Sony has announced a limited theatrical release for Seth Rogen and James Franco's controversial comedy, The Interview, on Christmas Day, according to The Hollywood Reporter. Sources also said the film — which stars Rogen and Franco as journalists hired by the CIA to assassinate North Korean leader Kim Jong-un — will simultaneously be offered on video on demand.
It is unclear what VOD platform The Interview will be made available on, or how many theaters will screen the film. As of now, the independent cinema chain the Alamo Drafthouse has confirmed they will screen the movie at a number of their locations (theaters and showtimes are still being determined), as will the Plaza Theater in Atlanta.
"We have never given up on releasing The Interview and we're excited our movie will be in a number of theaters on Christmas Day," Sony chairman and CEO Michael Lynton said in a statement. "At the same time, we are continuing our efforts to secure more platforms and more theaters so that this movie reaches the largest possible audience... While we hope this is only the first step of the film's release, we are proud to make it available to the public and to have stood up to those who attempted to suppress free speech."
Rogen echoed Lynton in an exuberant Tweet: "The people have spoken!

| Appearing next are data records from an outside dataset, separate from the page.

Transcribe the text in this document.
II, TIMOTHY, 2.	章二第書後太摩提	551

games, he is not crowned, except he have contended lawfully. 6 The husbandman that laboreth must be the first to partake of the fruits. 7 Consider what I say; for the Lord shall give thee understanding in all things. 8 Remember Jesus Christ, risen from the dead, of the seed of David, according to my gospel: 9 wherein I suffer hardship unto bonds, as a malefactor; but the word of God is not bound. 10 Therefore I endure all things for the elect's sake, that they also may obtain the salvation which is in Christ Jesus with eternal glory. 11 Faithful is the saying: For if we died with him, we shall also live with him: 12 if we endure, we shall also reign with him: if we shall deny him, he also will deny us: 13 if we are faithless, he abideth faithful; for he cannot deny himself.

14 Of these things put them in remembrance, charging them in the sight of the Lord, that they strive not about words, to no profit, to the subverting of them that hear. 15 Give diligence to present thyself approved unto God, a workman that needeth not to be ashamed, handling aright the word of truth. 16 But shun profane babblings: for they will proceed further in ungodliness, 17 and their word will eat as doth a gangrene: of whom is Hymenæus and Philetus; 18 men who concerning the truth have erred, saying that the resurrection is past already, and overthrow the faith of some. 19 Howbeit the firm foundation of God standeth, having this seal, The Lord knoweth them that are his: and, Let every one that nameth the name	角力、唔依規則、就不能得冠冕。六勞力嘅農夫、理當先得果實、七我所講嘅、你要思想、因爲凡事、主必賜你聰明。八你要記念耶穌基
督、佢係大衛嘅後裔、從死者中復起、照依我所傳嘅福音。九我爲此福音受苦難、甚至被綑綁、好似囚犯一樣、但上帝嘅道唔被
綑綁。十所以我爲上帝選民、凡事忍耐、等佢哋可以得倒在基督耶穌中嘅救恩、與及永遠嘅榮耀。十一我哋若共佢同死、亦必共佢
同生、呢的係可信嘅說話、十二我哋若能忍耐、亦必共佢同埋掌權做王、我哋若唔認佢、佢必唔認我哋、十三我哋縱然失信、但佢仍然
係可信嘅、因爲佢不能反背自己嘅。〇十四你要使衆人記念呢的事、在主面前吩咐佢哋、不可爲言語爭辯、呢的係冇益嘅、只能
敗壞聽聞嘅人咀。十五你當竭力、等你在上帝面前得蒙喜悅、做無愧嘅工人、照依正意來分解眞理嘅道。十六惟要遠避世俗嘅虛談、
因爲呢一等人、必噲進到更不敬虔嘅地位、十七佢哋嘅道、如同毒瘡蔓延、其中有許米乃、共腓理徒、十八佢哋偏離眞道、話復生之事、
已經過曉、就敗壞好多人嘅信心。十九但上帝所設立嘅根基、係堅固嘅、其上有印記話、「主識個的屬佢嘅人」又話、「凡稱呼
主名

Freedom has prevailed! Sony didn't give up! The Interview will be shown at theaters willing to play it on Xmas day!"
Franco was no less ecstatic, tweeting, "VICTORY!!!!!!! The PEOPLE and THE PRESIDENT have spoken!!!"
Sony initially canceled The Interview after several major movie theater chains dropped the film from their Christmas lineup following threats to attack cinemas showing the movie were made by a group called Guardians for Peace. The group also claimed responsibility for the massive cyber attack on Sony, which the FBI linked to North Korea as well (the state has denied any involvement).
The decision to kill The Interview, however, drew plenty of criticism, both in and outside of Hollywood. President Barack Obama addressed the matter, saying, "I think [Sony] made a mistake. We cannot have a society where some dictator some place can start imposing censorship here in the United States."
Earlier today, Representative Brad Sherman, a California Democrat and Chairman of the Entertainment Industries Caucus, called on Sony and Lynton to release the picture, and even suggested screening the film at the U.S. Capitol. A coalition of approximately 250 independent cinemas also sent an open letter to Lynton, and started a petition, urging the studio to release the film in the name of free speech.